Ingredients
Equipment
Method
- Warm the whole milk to 38-43°C (100-110°F). Stir in the yeast and 1 teaspoon sugar. Let sit for 5 to 7 minutes until foamy.
- In a large bowl, whisk together the proofed yeast mixture, eggs, softened butter, sugar, vanilla extract, and orange zest.
- Add the flour and salt. Knead with a dough hook for 6 to 8 minutes or by hand for 10 minutes until smooth and slightly tacky.
- Place the dough in a lightly oiled bowl, cover, and let rise in a warm place for 1 to 1.5 hours until doubled in size.
- Beat the softened butter, sugar, orange zest, and vanilla extract for the filling until fully combined and fragrant.
- Punch down the dough and roll it into a 45x30cm rectangle about 0.5cm thick on a lightly floured surface.
- Spread the orange filling evenly across the dough, leaving a small border along one edge.
- Roll the dough tightly into a log and slice into 12 equal rolls using a sharp knife or dental floss.
- Arrange the rolls in a greased 9x13 inch baking dish. Cover and let rise for 30 to 45 minutes until puffed.
- Preheat the oven to 180°C (350°F). Bake the rolls for 22 to 26 minutes until golden brown and cooked through.
- Beat the cream cheese until smooth, then mix in powdered sugar, orange juice, orange zest, and vanilla extract until silky.

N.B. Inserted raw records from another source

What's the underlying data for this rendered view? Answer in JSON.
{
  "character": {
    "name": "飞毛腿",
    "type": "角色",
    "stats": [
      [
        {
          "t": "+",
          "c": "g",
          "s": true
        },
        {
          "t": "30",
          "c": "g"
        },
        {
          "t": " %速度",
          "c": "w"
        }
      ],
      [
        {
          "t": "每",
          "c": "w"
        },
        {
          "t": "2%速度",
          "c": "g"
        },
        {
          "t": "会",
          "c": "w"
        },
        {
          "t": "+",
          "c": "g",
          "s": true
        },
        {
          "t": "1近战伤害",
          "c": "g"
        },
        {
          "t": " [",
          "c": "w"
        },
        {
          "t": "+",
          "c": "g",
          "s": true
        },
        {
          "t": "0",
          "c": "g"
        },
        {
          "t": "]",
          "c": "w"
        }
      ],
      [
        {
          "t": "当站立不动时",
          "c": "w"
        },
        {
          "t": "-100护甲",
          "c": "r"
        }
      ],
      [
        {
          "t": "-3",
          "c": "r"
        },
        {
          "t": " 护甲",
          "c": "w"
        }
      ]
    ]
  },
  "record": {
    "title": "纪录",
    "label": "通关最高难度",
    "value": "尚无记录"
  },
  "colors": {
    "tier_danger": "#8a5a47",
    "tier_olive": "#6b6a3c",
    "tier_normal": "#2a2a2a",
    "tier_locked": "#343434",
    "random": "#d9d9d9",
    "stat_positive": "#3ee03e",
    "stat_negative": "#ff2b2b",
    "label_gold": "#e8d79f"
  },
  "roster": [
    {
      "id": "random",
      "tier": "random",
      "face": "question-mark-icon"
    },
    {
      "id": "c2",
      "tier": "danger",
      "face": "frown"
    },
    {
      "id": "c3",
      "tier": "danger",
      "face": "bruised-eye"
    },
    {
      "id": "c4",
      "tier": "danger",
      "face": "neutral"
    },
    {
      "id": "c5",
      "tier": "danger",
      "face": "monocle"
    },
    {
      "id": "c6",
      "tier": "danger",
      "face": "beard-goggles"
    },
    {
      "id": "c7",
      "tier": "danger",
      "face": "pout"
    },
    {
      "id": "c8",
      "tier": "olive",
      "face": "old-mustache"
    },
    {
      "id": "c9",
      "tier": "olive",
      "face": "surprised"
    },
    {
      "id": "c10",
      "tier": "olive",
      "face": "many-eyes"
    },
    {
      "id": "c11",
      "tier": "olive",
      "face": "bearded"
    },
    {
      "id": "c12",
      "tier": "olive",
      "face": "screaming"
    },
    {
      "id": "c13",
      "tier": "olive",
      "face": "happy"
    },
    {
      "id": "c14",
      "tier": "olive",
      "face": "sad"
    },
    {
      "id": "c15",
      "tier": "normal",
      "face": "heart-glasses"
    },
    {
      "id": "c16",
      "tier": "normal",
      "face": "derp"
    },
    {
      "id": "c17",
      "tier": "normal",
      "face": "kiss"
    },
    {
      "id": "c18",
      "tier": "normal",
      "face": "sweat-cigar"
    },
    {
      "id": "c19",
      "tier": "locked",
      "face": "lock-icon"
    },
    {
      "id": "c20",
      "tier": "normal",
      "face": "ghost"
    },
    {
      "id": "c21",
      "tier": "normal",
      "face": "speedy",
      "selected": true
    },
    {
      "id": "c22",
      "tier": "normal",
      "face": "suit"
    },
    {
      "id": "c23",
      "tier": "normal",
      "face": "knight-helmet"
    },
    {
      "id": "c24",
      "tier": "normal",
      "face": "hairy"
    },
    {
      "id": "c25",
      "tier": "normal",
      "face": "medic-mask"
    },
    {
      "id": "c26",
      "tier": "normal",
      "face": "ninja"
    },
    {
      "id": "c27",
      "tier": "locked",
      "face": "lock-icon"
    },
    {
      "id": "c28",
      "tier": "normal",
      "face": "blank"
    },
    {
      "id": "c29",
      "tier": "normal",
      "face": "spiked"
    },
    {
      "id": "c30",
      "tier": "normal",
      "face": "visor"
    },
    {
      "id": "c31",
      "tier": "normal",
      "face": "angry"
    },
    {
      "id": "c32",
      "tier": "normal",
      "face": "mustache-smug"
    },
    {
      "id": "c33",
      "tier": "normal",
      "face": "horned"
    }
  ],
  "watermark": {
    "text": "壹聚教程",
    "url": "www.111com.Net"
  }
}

- Pour the glaze generously over the warm rolls and allow it to soak into the layers before serving.
Notes
For the cleanest swirls, chill the rolled dough log for 15 minutes before slicing. Blood oranges can be substituted for a deeper citrus flavor and naturally pink glaze. These rolls can also be prepared overnight and baked fresh the next morning. Allow rolls to cool for 5–10 minutes before glazing so the glaze absorbs perfectly into the layers.